Birmingham trees deliver nearly £4m of health benefits
- Published
We all know pollution from traffic causes health problems for people who live in cities and towns, but did you know the noise from traffic also has a big impact on our health?
Some researchers say it's the second greatest environmental risk to health in Western Europe.
But it turns out trees are a great way to cut down noise from traffic.
Not so much the odd tree on a road verge but rather our parks and woodland even down to smaller clumps scattered around our urban landscapes.
David Fletcher from the UK Centre for Ecology & Hydrology has come up with a model that looks at the trees in a city and turns their noise reducing benefits into a cash value based on the impact on our health.
He used Birmingham as an example and it seems the city's trees deliver nearly £4m of health benefits to the people living there.
He would be the first to admit reducing a beautiful urban park to just a cash value can seem crass, but when you do that of course it allows the people holding the purse strings to compare the financial benefits of trees to other options properly for the first time.

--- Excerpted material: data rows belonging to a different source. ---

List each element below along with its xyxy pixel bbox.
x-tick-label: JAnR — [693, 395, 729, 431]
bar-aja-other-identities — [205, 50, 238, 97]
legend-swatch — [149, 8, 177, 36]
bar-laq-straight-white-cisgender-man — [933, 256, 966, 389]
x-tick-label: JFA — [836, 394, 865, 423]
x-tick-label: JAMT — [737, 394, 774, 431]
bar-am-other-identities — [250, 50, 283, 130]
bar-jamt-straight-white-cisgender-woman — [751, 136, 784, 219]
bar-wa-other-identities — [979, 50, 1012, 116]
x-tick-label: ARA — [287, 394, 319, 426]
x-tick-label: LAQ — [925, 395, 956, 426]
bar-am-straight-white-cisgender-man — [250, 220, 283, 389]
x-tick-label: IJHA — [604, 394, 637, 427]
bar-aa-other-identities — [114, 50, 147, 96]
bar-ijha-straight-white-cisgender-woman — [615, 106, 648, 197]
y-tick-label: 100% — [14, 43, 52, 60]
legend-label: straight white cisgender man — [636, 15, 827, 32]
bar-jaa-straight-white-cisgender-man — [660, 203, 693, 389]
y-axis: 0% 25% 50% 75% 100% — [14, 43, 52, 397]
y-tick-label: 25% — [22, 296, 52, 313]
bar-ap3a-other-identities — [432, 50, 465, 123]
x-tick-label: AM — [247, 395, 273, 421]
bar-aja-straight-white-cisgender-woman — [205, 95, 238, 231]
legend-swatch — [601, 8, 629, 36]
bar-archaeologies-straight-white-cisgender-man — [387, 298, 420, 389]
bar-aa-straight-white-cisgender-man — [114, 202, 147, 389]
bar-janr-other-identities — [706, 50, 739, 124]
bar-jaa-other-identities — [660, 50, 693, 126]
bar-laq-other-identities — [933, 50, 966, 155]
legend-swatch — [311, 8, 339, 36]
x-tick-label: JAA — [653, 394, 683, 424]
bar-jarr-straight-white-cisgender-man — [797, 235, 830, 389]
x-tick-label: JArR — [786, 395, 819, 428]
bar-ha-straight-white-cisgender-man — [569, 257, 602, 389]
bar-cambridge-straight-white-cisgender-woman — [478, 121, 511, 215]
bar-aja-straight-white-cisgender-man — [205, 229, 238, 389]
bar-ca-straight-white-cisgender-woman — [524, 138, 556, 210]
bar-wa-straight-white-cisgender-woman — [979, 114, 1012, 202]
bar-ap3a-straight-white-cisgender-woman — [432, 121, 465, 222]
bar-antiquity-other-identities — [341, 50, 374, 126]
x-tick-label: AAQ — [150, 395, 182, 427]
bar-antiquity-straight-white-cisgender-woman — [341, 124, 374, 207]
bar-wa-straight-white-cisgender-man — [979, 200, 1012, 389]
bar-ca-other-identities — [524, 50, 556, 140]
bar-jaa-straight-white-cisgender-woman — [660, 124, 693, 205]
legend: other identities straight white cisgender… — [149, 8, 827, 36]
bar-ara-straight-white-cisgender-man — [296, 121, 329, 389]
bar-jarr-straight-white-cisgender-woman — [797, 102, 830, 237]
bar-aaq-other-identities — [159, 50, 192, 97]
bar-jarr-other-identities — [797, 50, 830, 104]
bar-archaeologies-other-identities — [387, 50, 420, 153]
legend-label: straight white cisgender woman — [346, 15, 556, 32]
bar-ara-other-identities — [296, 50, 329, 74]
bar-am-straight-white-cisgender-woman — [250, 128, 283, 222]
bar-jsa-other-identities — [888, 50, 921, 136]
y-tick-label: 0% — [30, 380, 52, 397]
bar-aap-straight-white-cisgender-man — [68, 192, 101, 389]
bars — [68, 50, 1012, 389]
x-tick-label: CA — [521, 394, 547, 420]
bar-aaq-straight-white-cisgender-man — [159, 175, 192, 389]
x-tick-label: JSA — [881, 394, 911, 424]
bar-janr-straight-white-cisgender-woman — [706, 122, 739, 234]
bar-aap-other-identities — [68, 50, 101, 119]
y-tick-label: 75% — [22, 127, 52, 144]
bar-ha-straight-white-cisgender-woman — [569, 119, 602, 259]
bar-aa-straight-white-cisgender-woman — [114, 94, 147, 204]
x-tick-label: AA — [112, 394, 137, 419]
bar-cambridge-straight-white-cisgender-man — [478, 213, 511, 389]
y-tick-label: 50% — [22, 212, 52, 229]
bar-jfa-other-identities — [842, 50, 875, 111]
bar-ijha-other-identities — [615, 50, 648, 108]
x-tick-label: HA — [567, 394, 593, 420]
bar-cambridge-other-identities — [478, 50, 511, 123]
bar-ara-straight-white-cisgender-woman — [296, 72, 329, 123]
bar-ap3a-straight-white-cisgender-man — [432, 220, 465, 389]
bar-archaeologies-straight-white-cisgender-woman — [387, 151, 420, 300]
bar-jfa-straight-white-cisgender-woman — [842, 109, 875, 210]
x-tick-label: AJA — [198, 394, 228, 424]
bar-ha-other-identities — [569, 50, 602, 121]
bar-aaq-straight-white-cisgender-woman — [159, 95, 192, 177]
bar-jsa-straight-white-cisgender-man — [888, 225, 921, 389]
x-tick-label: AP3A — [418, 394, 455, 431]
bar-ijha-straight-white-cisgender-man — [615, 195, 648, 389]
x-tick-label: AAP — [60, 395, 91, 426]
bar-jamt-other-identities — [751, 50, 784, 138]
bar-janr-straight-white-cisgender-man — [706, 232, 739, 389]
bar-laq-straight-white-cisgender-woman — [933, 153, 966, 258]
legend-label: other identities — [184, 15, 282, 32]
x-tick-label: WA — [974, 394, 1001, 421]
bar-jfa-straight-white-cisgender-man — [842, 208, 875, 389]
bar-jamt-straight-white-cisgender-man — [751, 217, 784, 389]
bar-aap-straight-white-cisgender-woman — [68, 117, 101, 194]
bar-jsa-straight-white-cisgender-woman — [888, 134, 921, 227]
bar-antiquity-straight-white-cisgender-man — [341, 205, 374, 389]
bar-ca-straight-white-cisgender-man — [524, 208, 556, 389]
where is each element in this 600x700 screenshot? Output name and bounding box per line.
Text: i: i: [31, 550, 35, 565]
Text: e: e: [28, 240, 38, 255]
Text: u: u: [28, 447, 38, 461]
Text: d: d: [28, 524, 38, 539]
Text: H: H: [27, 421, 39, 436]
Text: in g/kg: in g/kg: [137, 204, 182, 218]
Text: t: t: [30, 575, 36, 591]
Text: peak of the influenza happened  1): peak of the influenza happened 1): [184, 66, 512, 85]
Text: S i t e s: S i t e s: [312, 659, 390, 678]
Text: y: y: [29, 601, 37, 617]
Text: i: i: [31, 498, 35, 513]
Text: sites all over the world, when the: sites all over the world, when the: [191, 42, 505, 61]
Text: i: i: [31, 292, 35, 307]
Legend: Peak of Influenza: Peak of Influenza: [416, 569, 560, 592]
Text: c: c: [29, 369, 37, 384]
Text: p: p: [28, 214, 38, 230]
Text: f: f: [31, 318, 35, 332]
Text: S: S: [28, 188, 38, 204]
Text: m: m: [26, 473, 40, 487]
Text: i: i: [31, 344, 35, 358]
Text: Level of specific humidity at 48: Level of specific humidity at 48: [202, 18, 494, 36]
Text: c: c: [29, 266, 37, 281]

More than that, the model David has developed means a city like Birmingham could look at the budget it has available for tree planting and work out how it could maximise the benefits of what it can actually afford to do. It might be great to cover all spare space in the city with trees but the city doesn't have this money for that, but it might be able to achieve a similar result with smarter planting for a lot less cash.
It's not just Birmingham, this model can be applied to any town or city.
Birmingham is renowned for being a surprisingly green city and is recognised as a "Tree City of the World" but what this research does is really bring home the health benefits of all those trees and their impact on reducing the noise of the city.
Giving it a cash value will help make the case for even more new tree planting to come.